Oh, and I missed the most important point -- the reason for the trip was explicitly to gather material for a graphic novel. This one: The 120 Days Of Simon.
So, on March 1st, 2007, Simon set out on his trip, with the plan to spend no more than two nights in the same place. The plan was also to drink as much as possible, eat as much as possible, sleep around ditto, and, in general, just have a good time. (His second host, as he depicts it here, was a high school senior who took him to a bar and then to the kindergarten where she worked: to smoke hash, make out, and then have sex. That's the Platonic ideal of the trip, and it happened on day two.) The book isn't entirely about Simon having a ball: he also worries about the fellow cartoonist, Jonna Bjornstjerna, who he dated a bit before the trip (and thinks he might be falling in love with), and has some drama with the parents and older brother of one of the girls who signed up to host him so she could get into his pants. But it's mostly low-key slacker good times, with Simon at the head of a band of twenty-something (and some late teen) Swedes with nothing particular to do with their time and lots of diversions to dive into.

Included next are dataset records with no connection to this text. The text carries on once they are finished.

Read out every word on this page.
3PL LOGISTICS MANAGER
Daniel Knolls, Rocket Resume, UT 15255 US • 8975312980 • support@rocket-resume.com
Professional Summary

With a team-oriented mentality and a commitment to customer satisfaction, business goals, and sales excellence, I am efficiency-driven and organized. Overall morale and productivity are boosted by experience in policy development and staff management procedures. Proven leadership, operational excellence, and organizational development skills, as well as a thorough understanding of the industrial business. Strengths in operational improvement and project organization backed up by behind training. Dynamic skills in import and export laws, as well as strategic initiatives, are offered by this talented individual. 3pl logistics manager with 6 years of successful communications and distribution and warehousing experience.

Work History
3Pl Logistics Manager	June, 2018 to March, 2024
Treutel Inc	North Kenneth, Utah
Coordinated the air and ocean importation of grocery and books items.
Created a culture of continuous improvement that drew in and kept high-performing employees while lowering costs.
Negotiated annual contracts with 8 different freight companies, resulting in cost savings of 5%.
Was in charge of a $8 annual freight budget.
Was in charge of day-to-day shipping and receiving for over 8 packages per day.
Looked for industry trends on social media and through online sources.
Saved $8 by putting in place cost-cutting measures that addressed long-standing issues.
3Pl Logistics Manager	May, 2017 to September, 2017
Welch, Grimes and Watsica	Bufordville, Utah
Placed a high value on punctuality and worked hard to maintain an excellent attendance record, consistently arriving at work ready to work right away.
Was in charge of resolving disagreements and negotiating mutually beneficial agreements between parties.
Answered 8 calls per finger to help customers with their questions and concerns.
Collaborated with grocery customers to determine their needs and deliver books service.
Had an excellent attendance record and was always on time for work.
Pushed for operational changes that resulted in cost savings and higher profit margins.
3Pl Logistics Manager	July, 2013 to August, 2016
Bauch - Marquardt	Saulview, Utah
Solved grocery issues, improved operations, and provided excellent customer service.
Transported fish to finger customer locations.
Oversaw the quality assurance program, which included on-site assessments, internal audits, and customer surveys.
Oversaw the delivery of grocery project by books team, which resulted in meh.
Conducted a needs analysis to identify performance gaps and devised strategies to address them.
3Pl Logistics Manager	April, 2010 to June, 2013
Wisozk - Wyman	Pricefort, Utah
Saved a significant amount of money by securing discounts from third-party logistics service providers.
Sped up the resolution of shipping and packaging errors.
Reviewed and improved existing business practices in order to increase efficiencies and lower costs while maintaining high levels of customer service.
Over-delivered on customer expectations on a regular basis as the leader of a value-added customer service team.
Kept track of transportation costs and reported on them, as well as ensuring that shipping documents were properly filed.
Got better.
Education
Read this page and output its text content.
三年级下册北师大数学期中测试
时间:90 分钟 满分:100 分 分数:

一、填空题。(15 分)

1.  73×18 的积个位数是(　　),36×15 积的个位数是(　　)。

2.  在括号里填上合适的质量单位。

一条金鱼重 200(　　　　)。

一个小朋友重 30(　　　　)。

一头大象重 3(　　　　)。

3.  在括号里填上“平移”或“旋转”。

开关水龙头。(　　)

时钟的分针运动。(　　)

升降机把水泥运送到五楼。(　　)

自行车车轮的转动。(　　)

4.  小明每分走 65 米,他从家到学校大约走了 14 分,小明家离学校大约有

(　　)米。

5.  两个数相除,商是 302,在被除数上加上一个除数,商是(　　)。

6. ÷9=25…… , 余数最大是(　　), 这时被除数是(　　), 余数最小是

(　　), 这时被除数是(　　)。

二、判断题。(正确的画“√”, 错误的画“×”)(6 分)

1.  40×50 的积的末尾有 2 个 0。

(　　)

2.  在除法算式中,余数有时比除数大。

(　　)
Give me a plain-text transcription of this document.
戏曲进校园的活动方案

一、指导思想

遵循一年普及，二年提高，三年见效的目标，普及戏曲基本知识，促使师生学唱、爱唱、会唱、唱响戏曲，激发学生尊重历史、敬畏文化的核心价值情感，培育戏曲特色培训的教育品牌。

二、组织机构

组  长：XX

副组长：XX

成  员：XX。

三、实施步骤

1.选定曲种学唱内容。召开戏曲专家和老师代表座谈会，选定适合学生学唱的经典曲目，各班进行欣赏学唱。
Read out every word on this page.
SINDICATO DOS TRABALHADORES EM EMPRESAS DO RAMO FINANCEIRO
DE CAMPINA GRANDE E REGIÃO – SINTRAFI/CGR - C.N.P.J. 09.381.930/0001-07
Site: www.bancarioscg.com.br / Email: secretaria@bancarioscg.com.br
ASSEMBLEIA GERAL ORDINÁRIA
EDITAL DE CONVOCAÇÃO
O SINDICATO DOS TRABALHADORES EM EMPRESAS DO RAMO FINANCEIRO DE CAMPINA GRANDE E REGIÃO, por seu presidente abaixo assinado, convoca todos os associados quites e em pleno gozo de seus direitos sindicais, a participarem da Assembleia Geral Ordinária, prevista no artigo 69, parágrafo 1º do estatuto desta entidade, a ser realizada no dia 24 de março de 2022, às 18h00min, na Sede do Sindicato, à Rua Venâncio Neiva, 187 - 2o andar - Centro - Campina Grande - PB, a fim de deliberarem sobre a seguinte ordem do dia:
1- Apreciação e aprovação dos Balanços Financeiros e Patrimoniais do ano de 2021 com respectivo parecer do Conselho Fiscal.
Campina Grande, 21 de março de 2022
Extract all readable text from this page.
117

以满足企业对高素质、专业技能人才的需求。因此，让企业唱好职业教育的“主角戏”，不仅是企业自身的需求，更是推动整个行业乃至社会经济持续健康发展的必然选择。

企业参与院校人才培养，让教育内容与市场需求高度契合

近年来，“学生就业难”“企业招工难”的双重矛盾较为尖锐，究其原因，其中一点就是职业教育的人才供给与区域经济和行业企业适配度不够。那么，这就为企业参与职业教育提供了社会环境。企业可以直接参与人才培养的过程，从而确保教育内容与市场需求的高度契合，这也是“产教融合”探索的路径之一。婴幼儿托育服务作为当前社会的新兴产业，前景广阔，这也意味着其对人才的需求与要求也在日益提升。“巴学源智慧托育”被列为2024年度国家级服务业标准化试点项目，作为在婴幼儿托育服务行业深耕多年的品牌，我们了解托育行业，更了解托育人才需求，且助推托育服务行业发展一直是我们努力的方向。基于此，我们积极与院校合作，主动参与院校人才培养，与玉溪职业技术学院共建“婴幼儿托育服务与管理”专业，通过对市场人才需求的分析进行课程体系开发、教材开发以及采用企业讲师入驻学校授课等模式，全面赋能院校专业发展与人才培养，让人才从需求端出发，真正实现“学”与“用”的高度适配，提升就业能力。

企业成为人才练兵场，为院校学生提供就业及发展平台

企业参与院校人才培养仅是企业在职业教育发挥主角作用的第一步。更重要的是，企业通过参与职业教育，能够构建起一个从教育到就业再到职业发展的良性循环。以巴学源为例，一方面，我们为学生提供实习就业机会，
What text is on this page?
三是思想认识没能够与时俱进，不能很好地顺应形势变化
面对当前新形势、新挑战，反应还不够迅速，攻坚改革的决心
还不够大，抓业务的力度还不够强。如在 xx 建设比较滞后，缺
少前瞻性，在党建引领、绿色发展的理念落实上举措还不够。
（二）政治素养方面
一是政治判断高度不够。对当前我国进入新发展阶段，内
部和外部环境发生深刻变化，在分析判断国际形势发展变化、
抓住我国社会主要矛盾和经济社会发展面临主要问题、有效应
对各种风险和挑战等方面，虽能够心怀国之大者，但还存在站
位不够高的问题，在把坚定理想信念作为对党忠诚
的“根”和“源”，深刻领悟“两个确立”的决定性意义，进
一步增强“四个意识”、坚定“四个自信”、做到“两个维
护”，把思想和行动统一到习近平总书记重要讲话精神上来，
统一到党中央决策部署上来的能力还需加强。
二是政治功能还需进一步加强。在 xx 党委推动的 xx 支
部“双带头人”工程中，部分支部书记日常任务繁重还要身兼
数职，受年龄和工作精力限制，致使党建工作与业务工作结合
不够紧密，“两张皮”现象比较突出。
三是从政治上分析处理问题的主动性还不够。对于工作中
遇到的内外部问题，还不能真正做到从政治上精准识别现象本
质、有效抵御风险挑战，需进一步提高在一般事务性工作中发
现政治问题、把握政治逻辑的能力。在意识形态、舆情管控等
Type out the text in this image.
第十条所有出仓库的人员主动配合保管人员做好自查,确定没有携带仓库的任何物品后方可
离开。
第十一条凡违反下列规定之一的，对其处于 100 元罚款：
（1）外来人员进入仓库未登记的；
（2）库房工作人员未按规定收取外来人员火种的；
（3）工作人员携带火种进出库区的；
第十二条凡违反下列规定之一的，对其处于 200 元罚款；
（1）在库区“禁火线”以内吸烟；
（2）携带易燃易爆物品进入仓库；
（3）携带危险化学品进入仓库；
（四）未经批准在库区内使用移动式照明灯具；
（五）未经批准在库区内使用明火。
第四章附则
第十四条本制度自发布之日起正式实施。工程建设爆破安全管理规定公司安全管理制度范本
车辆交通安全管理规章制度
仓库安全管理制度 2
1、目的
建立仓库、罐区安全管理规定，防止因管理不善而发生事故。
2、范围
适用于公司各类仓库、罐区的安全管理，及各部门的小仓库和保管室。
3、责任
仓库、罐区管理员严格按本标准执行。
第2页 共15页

Gardenfors tells this story in a black-and-white style (reversed, so that most of the backgrounds are black) reminiscent of 1920s animation, all pipe-stem limbs and caricatured faces. He also only puts two large panels, one above the other, on each of the nearly four hundred pages, giving a lot of focus to each moment but still allowing himself enough room to tell lots of vignettes from these four months. That design helps lighten and soften 120 Days, inevitably a story with a lot of random casual sex and drug use in it -- Gardenfors's figures make that all endearing and quirkily lovable, instead of sordid. But it's still a story about fleeing responsibility and living in the moment, with almost exclusively good things happening to Simon because of it, and that may annoy some readers. (Especially those, like me, with a mortgage and responsibilities and family that's not so easily chucked aside for a gallivant through the couches and beds of one's acquaintances.) If someone was going to do this, it's good that it was Gardenfors -- he has an apparently unflinching eye and a willingness to report anything that happens to him, if it'll make a good anecdote.
[1] He's in a band called Las Palmas, which seems to have given him a higher profile than just being a cartoonist would. In fact, the whole reason this project was feasible seems to be the band -- the trip worked around several gigs, and a number of his hosts mention the band as how they knew him.